The political will to build the necessary changes into domestic programs, however, has flickered in many countries rather than burst into flame. As a result, achievements have been very patchy and the 2010 objective looks vainglorious.

Experience of "open coordination" indicates that objectives set centrally in the European Union tend to be elusive when they do not rely on the supranational "Community method" of decision-making for their attainment. That is why there is now something of a crisis in the management of the Economic and Monetary Union (EMU).

A new federal institution has been created, the European Central Bank, with the task of managing monetary policy to maintain stable prices. Fiscal policies, however, remain entirely a matter for national governments under the loose jurisdiction of the Growth and Stability Pact.

Labeled "stupid" in an extraordinary moment of autumn madness by Mr. Prodi (because he had nothing to put in its place), the Pact is supposed to ensure that euro zone countries deliver on their undertakings to keep their budget deficits below three percent of gross domestic product and, in the medium term, to achieve balanced budgets or surpluses.

The Pact has failed or is failing in too many cases.
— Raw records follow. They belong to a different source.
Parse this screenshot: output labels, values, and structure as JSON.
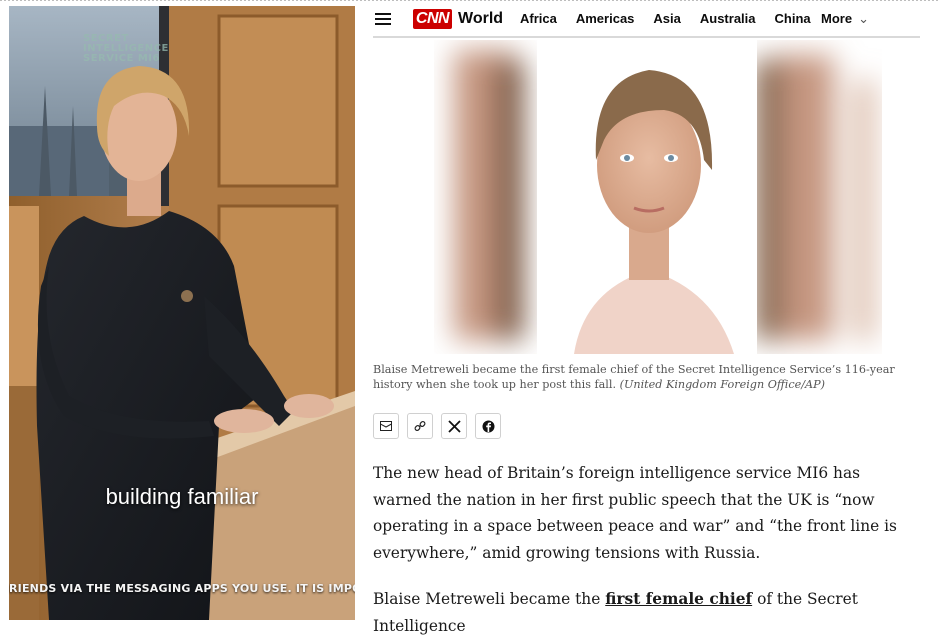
{
  "video": {
    "logo_lines": [
      "SECRET",
      "INTELLIGENCE",
      "SERVICE MI6"
    ],
    "subtitle": "building familiar",
    "ticker": "RIENDS VIA THE MESSAGING APPS YOU USE. IT IS IMPO"
  },
  "nav": {
    "logo": "CNN",
    "section": "World",
    "links": [
      "Africa",
      "Americas",
      "Asia",
      "Australia",
      "China"
    ],
    "more": "More"
  },
  "article": {
    "caption_text": "Blaise Metreweli became the first female chief of the Secret Intelligence Service’s 116-year history when she took up her post this fall.",
    "caption_credit": "(United Kingdom Foreign Office/AP)",
    "para1": "The new head of Britain’s foreign intelligence service MI6 has warned the nation in her first public speech that the UK is “now operating in a space between peace and war” and “the front line is everywhere,” amid growing tensions with Russia.",
    "para2_before": "Blaise Metreweli became the",
    "para2_link": "first female chief",
    "para2_after": "of the Secret Intelligence"
  },
  "share_icons": [
    "email-icon",
    "link-icon",
    "x-icon",
    "facebook-icon"
  ],
  "colors": {
    "cnn_red": "#cc0000",
    "text": "#1a1a1a",
    "caption": "#555555"
  }
}
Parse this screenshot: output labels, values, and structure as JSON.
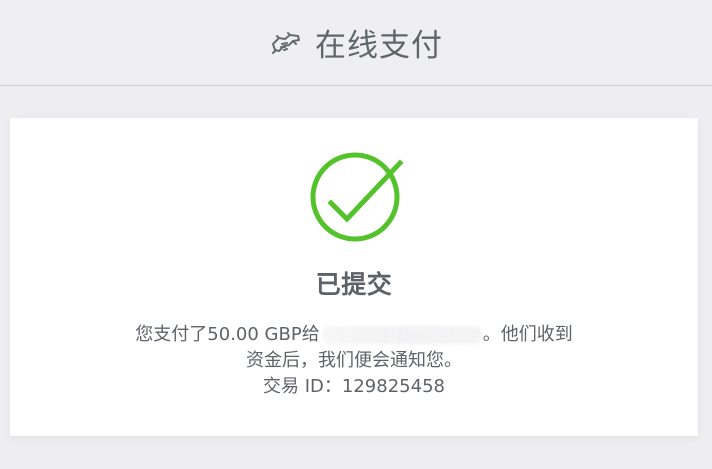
{
  "header": {
    "title": "在线支付",
    "icon": "handshake-icon"
  },
  "status": {
    "icon": "check-circle-icon",
    "title": "已提交"
  },
  "message": {
    "line1_before": "您支付了50.00 GBP给",
    "line1_after": "。他们收到",
    "line2": "资金后，我们便会通知您。",
    "line3": "交易 ID：129825458"
  },
  "colors": {
    "success_green": "#53c22b",
    "text_gray": "#5f6368",
    "background": "#eeeef2"
  }
}
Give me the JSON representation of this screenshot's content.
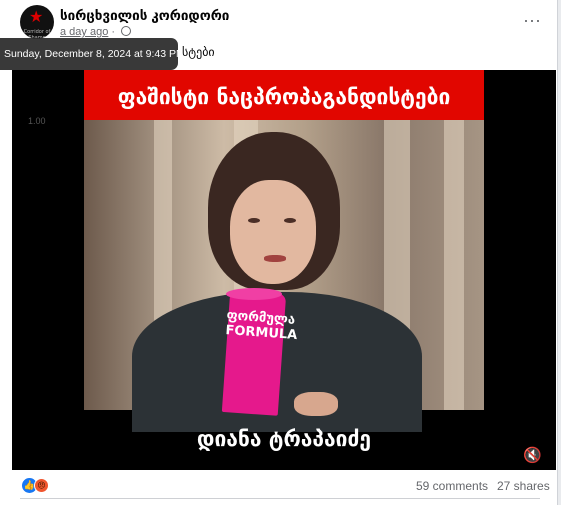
{
  "post": {
    "page_name": "სირცხვილის კორიდორი",
    "time_ago": "a day ago",
    "tooltip_datetime": "Sunday, December 8, 2024 at 9:43 PM",
    "caption_fragment": "სტები",
    "more_icon": "more-horizontal-icon",
    "privacy_icon": "globe-icon",
    "avatar_text": "Corridor of Shame"
  },
  "video": {
    "playback_speed": "1.00",
    "banner_text": "ფაშისტი ნაცპროპაგანდისტები",
    "name_text": "დიანა ტრაპაიძე",
    "mic_text": "ფორმულა FORMULA",
    "volume_icon": "volume-muted-icon",
    "banner_color": "#e10600"
  },
  "stats": {
    "reactions": [
      "like-icon",
      "angry-icon"
    ],
    "comments": "59 comments",
    "shares": "27 shares"
  }
}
Portugal and Germany will be well above the three percent limit in 2002-2003, and possibly France as well. All three governments have put their domestic political interests above those of the euro zone economy and its single currency. They were able to do so because the Commission has very limited powers to force them to deliver on their undertakings.

The Commission has proposed a strengthening of its powers in EMU in its submission to the Convention. But deeper questions need to be addressed. Many people wonder how long it will be before citizens react against the lack of accountability in the management of macroeconomic policy in the euro zone.

Neither the Commission nor the governments of member states are directly responsible to voters throughout the euro zone for economic management or mismanagement, even though all voters can be affected by the consequences.

The Union is not about to adopt a federal constitution as a result of the current Convention. If, however, it wants to continue expanding its borders, and also respond to democratic imperatives, it may have to do so in less than a generation.

John Wyles is a partner in the Brussels communications and political affairs consultancy, GPlus Europe. He previously was Brussels bureau chief of the Financial Times. Since 1993, he has been a political communications consultant. He was the European Commission's chief external adviser on communications strategy for the changeover to the euro until the end of 2001. He writes regularly on EU affairs and is a board member of the European Policy Centre, a Brussels think tank.